With a variety of functions, I was interested to find out whether the role of credit accounts in the KBB sector was to decrease the administrative burden, help with cash flow, act as a form of leverage in the case of grievances and disputes, or something else.

To kick off the conversation, I posted a poll on LinkedIn, asking the question: What is the (real) main reason that credit accounts are sought?

Although I expected cash flow to be the most popular answer, the fact it took two-thirds of the vote was a surprise. Although it seems that this can depend on a number of factors including the macroeconomic situ­ation, seasonality, etc. According to Steve Root of Roots KBB, in Faversham, his motivations for wanting credit accounts have changed over the years.

“Today credit accounts are purely for admin purposes,” Root says. “But when we started the business 24 years ago, it was about cash flow.”

Understanding that turnover is vanity and profit is sanity, but cash is reality, it seems that most retailers are always grateful for the extra money in their bank. Speaking to Lucy Corlett-Shaw, country manager for Finnish extractor hood brand, Roros Hetta (and former buyer for Magnet), she sees the supplier-retailer relationship from both sides. “It’s not just retailers that feel pressure on cash flow. Their suppliers and their suppliers do too,” she says. “At all times, cash protection is the name of the game.”

But Dan Stronge, MD of kitchen retailer Jones-Britain, based in East Sussex remarks: “Yes it [credit accounts] does help with managing cash flow, but it’s temporary and I think it’s a false economy. You’ve got to pay the bill at some point.”

For others, like Bill Miller, MD of  buying group KBBG UK, the offering of credit accounts has become something of a habit. “There is an element of tradition with credit accounts,” he says, “and an expectation that a new supplier needs to offer a credit account.” 

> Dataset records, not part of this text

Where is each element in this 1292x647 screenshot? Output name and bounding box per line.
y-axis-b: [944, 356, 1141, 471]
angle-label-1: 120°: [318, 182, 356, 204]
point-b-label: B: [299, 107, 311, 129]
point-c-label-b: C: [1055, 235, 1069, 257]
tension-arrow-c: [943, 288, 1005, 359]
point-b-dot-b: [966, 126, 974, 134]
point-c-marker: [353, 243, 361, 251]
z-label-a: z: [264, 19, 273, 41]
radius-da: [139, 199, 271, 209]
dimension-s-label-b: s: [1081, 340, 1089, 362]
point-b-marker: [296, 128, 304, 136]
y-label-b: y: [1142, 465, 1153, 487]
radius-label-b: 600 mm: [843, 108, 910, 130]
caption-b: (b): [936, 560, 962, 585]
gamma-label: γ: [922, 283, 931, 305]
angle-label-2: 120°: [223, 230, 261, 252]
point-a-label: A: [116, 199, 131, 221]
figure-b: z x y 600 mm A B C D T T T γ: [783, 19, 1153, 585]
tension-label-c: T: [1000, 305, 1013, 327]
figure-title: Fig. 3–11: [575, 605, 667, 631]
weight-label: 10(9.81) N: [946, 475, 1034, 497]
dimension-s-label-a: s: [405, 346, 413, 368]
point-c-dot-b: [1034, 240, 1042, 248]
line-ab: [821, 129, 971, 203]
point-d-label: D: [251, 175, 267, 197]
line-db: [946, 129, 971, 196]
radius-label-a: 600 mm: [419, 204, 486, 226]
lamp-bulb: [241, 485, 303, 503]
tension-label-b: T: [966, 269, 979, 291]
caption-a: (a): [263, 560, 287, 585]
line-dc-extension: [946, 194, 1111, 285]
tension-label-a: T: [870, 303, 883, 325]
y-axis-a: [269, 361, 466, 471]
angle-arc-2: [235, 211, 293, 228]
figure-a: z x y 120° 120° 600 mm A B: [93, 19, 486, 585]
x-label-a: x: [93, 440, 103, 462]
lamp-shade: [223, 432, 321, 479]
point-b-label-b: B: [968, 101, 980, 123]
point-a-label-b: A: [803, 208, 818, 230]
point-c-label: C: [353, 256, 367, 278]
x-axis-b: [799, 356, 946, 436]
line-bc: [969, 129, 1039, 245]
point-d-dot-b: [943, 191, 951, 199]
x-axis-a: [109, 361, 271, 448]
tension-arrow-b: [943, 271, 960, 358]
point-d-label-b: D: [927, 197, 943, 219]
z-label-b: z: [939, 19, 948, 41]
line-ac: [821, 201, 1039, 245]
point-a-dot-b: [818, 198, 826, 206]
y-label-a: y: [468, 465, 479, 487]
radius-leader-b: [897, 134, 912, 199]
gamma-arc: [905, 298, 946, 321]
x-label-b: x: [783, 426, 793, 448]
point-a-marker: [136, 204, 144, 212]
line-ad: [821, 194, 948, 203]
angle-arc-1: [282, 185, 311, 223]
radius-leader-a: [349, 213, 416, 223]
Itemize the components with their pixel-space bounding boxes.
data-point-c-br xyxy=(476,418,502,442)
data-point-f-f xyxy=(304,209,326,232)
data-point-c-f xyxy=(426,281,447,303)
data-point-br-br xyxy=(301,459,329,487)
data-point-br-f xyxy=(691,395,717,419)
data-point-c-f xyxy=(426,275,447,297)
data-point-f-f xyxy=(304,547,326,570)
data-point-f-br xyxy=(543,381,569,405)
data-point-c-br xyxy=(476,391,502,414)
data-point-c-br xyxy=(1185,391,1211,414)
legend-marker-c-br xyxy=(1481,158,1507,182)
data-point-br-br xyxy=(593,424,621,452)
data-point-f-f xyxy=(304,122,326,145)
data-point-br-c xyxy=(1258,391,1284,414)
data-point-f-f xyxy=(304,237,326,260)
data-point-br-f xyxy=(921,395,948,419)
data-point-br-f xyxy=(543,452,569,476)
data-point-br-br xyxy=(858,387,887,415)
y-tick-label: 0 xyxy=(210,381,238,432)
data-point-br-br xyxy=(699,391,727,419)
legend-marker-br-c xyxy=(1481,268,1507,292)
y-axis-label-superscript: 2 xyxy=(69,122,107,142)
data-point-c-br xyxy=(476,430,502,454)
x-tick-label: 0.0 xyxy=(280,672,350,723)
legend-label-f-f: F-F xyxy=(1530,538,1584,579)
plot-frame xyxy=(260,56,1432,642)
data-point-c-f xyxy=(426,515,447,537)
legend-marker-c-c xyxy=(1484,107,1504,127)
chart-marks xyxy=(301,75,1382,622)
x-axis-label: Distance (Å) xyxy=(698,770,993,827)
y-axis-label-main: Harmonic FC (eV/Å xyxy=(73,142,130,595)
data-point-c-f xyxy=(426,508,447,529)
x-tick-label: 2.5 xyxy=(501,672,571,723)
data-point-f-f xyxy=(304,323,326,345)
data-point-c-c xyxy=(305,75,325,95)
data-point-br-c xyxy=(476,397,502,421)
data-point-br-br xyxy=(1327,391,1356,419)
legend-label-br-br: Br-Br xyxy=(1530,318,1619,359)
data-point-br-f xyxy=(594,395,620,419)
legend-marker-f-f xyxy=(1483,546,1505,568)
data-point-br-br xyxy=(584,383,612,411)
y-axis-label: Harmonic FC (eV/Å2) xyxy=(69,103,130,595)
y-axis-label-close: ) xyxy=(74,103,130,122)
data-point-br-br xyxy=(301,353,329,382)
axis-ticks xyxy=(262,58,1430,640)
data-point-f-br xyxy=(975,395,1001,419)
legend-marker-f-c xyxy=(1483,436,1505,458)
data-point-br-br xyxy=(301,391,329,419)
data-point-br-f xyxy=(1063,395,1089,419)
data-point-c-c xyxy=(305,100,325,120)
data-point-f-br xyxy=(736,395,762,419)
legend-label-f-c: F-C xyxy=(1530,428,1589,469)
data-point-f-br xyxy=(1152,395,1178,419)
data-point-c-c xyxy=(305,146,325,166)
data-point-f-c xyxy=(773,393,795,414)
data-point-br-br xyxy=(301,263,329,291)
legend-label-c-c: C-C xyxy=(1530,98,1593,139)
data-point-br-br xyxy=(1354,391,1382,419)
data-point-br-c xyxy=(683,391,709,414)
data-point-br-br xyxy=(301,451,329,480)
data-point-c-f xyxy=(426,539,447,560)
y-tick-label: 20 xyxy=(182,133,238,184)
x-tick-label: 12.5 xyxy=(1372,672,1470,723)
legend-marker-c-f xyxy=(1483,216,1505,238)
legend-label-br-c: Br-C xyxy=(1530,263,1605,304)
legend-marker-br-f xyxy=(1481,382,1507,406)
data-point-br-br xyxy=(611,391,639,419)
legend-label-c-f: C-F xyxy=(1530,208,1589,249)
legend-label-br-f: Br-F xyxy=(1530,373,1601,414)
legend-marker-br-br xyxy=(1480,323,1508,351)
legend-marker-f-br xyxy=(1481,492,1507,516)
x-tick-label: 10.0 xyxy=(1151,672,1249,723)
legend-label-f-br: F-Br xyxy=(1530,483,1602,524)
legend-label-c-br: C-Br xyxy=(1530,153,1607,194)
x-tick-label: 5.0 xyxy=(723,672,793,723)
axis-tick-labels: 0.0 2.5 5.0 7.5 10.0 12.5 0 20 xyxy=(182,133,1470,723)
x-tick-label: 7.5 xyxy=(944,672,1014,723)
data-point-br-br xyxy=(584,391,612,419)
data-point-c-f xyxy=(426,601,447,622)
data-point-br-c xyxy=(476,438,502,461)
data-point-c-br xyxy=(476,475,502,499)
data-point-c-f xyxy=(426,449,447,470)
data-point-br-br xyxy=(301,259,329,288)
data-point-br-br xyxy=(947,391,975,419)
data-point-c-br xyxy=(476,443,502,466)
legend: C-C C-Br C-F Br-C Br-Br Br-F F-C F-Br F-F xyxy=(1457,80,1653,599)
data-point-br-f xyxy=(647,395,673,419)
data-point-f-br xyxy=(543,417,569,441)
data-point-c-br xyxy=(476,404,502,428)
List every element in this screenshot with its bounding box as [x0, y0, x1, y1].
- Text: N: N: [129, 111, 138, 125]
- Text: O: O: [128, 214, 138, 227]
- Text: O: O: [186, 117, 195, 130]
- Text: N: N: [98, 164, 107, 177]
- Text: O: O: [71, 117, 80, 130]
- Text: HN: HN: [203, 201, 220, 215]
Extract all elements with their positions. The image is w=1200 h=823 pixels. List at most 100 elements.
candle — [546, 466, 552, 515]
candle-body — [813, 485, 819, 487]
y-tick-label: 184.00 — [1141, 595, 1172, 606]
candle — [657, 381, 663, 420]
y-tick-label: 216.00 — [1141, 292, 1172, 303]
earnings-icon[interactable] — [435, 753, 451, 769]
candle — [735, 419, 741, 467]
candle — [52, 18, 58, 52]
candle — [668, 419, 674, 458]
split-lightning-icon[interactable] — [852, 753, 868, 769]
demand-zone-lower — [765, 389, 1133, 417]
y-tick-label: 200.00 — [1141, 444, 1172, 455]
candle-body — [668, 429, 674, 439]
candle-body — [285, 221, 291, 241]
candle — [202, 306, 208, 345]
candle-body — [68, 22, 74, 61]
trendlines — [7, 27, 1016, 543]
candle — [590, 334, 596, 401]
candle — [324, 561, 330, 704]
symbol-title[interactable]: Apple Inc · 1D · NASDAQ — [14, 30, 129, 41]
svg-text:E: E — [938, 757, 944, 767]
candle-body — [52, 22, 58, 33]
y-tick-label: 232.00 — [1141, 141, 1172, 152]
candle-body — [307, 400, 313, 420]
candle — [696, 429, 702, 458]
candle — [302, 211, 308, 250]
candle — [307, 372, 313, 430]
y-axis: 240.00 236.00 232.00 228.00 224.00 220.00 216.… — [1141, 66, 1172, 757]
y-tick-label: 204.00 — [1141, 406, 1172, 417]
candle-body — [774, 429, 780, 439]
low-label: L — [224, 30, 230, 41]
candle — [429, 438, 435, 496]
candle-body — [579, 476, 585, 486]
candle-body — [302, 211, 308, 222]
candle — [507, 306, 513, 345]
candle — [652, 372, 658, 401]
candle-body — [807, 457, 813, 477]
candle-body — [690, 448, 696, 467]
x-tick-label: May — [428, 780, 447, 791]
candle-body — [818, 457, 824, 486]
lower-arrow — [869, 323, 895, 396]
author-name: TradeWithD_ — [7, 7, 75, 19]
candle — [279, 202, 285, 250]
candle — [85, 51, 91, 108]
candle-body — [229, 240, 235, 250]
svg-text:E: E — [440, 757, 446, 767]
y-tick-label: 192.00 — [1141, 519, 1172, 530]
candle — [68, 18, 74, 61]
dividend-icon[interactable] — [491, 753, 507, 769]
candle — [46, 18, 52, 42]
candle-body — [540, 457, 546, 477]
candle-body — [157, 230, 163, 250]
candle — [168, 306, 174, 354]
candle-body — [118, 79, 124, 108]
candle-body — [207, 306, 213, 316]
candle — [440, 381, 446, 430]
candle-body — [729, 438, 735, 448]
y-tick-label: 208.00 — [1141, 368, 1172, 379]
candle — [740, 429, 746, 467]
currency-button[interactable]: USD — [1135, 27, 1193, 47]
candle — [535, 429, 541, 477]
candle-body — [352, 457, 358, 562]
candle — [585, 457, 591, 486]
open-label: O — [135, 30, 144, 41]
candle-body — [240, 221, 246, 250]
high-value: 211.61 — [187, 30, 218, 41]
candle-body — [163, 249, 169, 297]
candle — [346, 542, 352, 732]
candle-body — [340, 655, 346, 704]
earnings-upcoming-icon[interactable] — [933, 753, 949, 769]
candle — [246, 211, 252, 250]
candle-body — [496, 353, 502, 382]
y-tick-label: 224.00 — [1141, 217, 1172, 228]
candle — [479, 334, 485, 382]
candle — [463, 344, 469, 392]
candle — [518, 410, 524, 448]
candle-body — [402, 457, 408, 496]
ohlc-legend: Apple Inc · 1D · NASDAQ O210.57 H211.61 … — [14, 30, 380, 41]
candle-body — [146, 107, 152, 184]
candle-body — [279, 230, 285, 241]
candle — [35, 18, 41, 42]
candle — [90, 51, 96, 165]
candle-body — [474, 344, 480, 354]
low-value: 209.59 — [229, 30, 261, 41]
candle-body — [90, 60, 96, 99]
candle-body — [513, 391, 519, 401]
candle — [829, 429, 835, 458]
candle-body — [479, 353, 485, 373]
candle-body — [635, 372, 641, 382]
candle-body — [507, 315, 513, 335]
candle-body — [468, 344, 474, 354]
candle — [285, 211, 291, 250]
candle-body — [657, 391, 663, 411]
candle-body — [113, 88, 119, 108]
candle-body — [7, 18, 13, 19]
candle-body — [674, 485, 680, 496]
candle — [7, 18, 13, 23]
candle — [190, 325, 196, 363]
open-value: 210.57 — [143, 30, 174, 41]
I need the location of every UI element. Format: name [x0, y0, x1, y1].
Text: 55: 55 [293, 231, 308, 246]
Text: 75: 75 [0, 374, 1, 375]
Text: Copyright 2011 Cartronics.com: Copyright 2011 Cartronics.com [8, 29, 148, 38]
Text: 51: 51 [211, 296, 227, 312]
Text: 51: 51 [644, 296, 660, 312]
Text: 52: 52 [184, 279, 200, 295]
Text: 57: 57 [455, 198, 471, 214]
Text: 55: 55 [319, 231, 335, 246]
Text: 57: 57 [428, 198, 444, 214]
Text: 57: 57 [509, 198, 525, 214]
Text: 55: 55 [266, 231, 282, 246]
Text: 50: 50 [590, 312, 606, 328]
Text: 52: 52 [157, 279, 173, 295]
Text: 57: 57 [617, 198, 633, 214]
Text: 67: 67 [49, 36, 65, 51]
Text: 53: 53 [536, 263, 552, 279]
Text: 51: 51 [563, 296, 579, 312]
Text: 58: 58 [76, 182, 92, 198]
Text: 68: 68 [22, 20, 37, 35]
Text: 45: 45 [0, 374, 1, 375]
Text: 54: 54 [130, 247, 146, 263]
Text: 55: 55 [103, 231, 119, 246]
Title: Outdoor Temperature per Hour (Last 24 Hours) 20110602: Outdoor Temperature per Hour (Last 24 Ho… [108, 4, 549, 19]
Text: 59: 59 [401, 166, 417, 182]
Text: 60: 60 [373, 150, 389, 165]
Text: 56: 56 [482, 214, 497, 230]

It seems that suppliers have become inadvertent overdraft facility providers to retailers. Explaining why this has become the case, Miller continues: “With bigger marginal profits, and generally higher turnovers, during lean times the supplier can sometimes act as a banker/investor to their customers.”

It’s one thing to have a credit account, but another to have a suitable credit limit.

Lucy Gregson, busi­ness develop­ment director of the retailer Callerton Kitchens and Interiors, in Newcastle, believes that limits “need to be there

to be fair to the suppliers who put them in place. When it comes to finances, relationships and being a proven trusted retailer is critical for it to work.”

Interestingly Matt Hall, sales manager for bedroom manu­facturer Intrinsic Works, feels that certain brands have an ill-advised app­­roach to allocation against credit limits. He believes goods on a lead time should not be included in any credit limit – a sentiment echoed by Corlett-Shaw at Roros Hetta, who says: “Credit limits being vacuumed up by unavailable stock means, by definition, that credit hasn’t been used.”